For Houk, another central part of Tato is Alicia Dominguez Velarde, her son's late grandmother. Dominguez Velarde hailed from Mexico City, where she was a chef, and Houk often gushes about her simple mushrooms in a salsa verde and her roasted garlic and tomato rice. "I would give anything for a big bowl of her rice right now," Houk said, grinning.

Many of the recipes found on the menu are inspired by Dominguez Velarde. When she lived with Houk and her family in the Bayview, the two women would often do a "hybrid cooking thing together" because they loved each other's food. Houk said she always joked with Dominguez Velarde that she would open a restaurant in her honor one day. True to her word, the restaurant is a representation of both women and what they care for deeply — delicious Mexican food and sharing it with the people around them. Even the restaurant's name, Tato, is the nickname for Houk's son, Hudson.

"Something I think that is interesting about the Mexican culinary world and the history of it is that so much of it is oral," Houk said. "So this is one of those things that is really important to me was to remember her by way of preserving her recipes."

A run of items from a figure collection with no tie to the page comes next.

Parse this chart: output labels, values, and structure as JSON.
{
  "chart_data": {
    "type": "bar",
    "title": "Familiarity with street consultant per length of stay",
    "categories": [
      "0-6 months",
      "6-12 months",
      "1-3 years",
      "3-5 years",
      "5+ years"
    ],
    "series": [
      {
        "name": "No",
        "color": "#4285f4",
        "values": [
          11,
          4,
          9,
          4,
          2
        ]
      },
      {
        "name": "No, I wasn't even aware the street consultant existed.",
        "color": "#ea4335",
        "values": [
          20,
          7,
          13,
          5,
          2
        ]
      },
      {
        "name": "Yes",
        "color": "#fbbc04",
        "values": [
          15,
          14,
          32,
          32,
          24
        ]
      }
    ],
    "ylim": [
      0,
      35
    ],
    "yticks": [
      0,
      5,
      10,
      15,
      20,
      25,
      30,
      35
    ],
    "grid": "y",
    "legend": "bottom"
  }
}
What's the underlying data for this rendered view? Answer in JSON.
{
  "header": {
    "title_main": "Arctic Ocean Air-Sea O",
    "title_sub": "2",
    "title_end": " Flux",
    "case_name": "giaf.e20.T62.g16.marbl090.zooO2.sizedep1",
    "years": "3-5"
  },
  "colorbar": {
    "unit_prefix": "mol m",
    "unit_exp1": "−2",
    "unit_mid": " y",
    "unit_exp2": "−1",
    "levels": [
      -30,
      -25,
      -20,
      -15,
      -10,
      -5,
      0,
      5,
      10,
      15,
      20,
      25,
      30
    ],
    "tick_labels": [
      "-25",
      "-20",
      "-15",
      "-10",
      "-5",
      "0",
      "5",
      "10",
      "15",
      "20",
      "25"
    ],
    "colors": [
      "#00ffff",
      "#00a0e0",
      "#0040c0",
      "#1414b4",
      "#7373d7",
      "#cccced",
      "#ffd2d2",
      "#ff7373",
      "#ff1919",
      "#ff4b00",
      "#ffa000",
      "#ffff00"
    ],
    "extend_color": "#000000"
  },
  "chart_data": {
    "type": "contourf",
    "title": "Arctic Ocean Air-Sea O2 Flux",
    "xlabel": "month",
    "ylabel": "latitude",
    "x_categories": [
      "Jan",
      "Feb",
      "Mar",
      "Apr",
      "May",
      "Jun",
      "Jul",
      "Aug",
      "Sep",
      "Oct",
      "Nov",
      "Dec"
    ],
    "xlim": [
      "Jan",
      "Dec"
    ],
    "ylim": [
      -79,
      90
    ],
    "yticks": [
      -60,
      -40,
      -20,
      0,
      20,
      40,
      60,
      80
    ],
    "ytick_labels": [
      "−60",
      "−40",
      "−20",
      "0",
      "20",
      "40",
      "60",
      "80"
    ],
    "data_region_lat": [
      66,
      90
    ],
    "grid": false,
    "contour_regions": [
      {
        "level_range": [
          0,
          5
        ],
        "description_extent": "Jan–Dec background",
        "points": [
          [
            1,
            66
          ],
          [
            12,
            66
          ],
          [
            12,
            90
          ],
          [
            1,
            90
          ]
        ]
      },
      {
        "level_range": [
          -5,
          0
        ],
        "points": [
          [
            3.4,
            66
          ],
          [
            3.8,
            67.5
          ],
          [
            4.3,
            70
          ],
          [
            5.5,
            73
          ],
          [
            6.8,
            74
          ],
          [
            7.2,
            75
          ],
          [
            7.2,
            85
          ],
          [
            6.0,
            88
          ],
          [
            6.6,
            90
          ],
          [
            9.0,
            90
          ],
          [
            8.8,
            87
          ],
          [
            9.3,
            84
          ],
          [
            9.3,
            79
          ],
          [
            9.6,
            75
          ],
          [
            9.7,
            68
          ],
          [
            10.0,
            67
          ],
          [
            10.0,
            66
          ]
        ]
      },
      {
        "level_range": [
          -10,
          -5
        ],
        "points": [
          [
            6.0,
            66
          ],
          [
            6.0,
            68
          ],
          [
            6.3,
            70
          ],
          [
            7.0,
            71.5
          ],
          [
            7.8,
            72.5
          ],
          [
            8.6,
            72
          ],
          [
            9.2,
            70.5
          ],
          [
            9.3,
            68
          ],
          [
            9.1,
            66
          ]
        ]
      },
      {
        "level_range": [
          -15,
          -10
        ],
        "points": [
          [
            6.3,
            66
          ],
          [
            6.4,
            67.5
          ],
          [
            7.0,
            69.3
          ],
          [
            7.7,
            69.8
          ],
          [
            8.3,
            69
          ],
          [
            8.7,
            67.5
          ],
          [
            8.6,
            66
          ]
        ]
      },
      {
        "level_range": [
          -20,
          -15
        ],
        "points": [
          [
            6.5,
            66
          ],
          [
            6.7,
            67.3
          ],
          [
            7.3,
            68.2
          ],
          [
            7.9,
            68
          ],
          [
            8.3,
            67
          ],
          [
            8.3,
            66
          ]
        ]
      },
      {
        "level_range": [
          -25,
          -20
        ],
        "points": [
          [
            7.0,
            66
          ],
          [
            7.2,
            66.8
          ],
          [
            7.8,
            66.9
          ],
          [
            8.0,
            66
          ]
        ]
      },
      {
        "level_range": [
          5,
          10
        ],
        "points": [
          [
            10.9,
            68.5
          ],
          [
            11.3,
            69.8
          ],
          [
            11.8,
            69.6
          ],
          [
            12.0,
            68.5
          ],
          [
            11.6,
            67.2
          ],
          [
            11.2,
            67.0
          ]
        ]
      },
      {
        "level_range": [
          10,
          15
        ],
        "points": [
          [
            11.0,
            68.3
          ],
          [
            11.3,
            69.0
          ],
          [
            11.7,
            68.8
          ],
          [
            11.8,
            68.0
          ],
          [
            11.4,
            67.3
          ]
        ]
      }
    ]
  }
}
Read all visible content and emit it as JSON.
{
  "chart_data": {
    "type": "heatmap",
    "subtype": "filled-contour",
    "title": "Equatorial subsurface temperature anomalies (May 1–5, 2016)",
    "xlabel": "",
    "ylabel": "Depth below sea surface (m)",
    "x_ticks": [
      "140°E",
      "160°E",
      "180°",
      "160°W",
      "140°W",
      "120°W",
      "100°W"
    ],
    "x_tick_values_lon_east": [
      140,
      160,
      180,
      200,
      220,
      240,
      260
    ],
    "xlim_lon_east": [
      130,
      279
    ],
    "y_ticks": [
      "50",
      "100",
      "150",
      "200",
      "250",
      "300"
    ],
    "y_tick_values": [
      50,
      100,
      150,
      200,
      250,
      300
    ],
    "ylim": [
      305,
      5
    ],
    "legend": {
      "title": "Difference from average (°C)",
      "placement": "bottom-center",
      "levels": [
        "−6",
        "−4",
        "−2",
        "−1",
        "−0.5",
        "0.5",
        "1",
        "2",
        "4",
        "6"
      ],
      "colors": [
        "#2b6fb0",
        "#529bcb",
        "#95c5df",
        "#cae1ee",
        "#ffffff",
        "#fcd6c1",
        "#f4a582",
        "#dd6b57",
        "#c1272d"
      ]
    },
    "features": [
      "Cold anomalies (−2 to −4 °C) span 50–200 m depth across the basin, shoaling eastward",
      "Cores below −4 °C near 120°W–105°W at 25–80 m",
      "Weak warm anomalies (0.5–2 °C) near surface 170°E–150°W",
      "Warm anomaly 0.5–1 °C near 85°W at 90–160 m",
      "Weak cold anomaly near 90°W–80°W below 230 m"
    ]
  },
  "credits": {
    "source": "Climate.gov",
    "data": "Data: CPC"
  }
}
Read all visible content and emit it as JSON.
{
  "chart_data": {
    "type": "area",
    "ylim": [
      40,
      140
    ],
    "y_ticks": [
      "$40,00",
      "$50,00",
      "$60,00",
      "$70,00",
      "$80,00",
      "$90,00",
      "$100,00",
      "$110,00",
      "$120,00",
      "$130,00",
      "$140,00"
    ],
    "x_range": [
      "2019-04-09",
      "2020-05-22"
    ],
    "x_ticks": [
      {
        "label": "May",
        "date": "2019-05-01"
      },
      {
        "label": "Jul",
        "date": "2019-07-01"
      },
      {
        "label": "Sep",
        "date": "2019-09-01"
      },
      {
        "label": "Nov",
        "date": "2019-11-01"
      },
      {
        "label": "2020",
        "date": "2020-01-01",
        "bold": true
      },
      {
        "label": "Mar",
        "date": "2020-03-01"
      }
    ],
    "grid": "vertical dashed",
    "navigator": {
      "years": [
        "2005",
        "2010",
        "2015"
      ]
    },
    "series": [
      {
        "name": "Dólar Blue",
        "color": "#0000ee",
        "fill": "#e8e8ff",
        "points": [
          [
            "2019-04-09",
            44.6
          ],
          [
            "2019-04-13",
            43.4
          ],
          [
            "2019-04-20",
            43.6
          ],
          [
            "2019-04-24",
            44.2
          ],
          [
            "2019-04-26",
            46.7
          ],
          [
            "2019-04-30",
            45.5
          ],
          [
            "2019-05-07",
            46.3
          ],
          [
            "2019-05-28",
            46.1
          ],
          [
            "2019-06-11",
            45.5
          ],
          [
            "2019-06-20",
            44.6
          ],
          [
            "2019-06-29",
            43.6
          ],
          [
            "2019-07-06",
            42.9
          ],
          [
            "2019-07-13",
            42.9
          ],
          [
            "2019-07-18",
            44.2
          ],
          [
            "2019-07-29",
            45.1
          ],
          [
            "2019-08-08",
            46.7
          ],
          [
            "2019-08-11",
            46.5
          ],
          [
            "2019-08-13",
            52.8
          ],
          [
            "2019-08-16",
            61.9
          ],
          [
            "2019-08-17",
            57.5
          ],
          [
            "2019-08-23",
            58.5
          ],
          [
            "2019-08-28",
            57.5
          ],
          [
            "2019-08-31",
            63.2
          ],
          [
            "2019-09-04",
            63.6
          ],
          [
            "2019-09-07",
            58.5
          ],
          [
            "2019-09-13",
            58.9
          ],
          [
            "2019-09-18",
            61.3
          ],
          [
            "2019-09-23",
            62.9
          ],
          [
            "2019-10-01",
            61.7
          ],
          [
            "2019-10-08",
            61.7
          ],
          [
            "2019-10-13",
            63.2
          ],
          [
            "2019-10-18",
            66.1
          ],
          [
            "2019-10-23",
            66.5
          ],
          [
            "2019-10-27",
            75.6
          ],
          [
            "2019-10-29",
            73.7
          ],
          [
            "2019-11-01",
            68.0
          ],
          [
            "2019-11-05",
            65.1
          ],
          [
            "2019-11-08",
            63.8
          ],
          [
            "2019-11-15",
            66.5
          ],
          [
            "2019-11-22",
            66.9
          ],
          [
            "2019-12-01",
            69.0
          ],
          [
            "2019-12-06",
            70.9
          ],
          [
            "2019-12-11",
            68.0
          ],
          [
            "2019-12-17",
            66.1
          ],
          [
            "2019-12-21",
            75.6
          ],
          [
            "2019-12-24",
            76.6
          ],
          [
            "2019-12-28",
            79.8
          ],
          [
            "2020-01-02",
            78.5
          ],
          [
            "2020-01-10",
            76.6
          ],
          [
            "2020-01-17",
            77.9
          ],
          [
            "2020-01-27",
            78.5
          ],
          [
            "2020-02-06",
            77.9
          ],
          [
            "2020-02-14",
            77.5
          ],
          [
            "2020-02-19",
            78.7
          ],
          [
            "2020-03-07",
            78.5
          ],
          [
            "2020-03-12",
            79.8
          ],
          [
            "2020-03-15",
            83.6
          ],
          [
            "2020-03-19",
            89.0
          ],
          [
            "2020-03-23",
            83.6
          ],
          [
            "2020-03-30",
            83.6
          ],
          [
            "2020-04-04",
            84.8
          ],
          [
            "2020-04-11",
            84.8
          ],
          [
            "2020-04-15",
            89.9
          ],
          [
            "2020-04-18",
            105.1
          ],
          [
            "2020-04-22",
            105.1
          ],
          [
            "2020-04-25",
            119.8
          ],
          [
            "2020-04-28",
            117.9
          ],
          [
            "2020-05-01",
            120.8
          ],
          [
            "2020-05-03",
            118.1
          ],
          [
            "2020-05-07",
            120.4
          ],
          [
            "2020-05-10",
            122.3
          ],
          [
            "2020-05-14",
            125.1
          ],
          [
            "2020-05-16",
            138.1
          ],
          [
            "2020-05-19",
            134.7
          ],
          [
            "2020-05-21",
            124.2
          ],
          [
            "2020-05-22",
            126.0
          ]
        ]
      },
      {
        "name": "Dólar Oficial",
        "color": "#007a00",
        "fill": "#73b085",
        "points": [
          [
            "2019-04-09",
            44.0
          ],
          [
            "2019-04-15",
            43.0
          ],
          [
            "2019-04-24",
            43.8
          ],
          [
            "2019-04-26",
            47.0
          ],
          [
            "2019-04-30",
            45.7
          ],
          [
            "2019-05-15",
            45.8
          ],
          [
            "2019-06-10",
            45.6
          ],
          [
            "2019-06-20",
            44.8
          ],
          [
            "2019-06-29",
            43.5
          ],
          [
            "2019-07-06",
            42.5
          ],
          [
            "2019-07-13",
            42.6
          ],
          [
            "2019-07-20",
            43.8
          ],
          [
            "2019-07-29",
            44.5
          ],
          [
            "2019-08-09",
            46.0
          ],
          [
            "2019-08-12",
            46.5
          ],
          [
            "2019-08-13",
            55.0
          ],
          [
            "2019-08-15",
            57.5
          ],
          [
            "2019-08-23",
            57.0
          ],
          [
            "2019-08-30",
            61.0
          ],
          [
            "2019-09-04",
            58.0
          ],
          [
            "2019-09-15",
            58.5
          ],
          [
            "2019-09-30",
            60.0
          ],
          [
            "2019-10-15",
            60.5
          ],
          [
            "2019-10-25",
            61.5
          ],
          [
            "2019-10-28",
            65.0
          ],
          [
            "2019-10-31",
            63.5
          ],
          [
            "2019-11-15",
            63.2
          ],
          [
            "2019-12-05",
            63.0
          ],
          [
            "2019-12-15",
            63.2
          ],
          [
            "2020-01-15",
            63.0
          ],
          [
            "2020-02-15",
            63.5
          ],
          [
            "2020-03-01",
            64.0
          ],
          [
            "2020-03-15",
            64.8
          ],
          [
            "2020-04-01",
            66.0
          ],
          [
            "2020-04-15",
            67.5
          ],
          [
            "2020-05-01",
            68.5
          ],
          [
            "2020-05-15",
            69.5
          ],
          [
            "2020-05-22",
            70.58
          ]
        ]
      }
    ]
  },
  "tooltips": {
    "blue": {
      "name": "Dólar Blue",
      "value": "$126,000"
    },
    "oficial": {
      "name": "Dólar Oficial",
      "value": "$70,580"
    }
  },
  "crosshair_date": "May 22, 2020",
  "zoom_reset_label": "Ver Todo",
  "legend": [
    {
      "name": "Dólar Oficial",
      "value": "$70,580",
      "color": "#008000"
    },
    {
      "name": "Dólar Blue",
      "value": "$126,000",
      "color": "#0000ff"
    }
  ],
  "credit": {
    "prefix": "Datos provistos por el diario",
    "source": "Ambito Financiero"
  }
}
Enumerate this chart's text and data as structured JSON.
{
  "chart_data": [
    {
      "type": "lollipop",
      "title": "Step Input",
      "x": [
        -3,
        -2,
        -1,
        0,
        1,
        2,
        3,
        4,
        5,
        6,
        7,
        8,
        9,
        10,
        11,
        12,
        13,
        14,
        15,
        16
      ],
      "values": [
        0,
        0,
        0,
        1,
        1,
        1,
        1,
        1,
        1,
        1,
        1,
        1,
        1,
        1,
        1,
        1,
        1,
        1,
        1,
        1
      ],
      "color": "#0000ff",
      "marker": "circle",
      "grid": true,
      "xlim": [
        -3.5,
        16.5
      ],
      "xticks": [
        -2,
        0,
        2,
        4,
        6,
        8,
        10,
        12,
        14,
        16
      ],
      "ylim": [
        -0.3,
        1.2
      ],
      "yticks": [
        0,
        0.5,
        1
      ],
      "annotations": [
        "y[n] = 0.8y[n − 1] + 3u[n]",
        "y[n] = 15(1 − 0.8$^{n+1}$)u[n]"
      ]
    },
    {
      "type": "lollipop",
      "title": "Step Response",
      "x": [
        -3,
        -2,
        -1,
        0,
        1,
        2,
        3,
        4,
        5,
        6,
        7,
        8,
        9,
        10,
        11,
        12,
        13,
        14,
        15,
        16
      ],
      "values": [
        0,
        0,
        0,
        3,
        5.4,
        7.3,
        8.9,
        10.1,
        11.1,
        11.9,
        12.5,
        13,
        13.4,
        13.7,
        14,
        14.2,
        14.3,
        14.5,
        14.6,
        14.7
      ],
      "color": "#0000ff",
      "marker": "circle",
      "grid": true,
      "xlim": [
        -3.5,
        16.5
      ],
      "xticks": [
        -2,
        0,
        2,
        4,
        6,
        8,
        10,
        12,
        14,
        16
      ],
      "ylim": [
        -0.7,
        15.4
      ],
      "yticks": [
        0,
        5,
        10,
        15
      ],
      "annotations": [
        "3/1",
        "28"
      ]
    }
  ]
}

As the owner and face of Tato, Houk is a stalwart of the neighborhood. If she doesn't know someone who walks into her restaurant, she goes up to them immediately and introduces herself. If someone walks in and asks to put up a poster advertising their rap performance in a park, Houk is game. That's just the type of community feel she grew up with and champions every day.

Houk is originally from Des Moines, Iowa, and moved to San Francisco in 2000 after working in Colorado, London and Guatemala, where she helped Guatemalan women create sustainable businesses through mentorship programs and microloans.

She already knew San Francisco well, having visited many times to see her godmother, who lived here. "Because of those visits, I always knew I wanted to be in San Francisco," she said. When she decided to live here permanently, she landed in the Bayview and hasn't left.

"I was just blown away by how it felt like Iowa, to be honest," Houk said. "When I moved here, it was like my neighbors helped carry boxes inside and helped with work on my house. People just pitch in and help. It just really felt like a neighborhood that you wanted to raise a family in or that you wanted to invest in."

Although she loves the Bayview, no neighborhood is perfect.

"One of the things that really struck me was how few places and resources there were for people that were living here, like grocery stores, restaurants and cafes," she said. "To this day, we are still very low in numbers in that way."

That's why she wanted to use her love of food and culinary acumen to bring affordable food to a neighborhood that really needed it. She has no formal training but rather learned on the job while living with a family in Italy and working at their pizzeria, for instance, as well as spending countless hours in the kitchen with her late mother-in-law.

"Opening my pizza restaurant was a real eye-opener to just how cool this community is," she said. "People are just really nice here, and it's a real shame how the media spins it. There's a lot of inherent racism when, really, it's a community full of people who just love being here."

If there's anything that the Bayview has in spades, it's a sense of community.

"It's really one of those overlooked neighborhoods. There's a really high percentage of home ownership, so people that live here, they really live here. They are doing things for their community," Houk said.

It only made sense to give back to a community that has given her a home and so much more. That's the whole point of Taco Love on Fridays.

"There's no judgment," Houk said. "Maybe it's somebody who's falling on hard times or maybe someone who is actually homeless, or maybe it's someone in the industry that had a s—ty night the night before, and they're like, 'I'm short on cash, and I want to have a nice lunch.' We don't ever turn anyone away."

Tato , 4608 Third St., San Francisco. Open Tuesday through Saturday, 11 a.m.-4 p.m. Closed Sunday and Monday.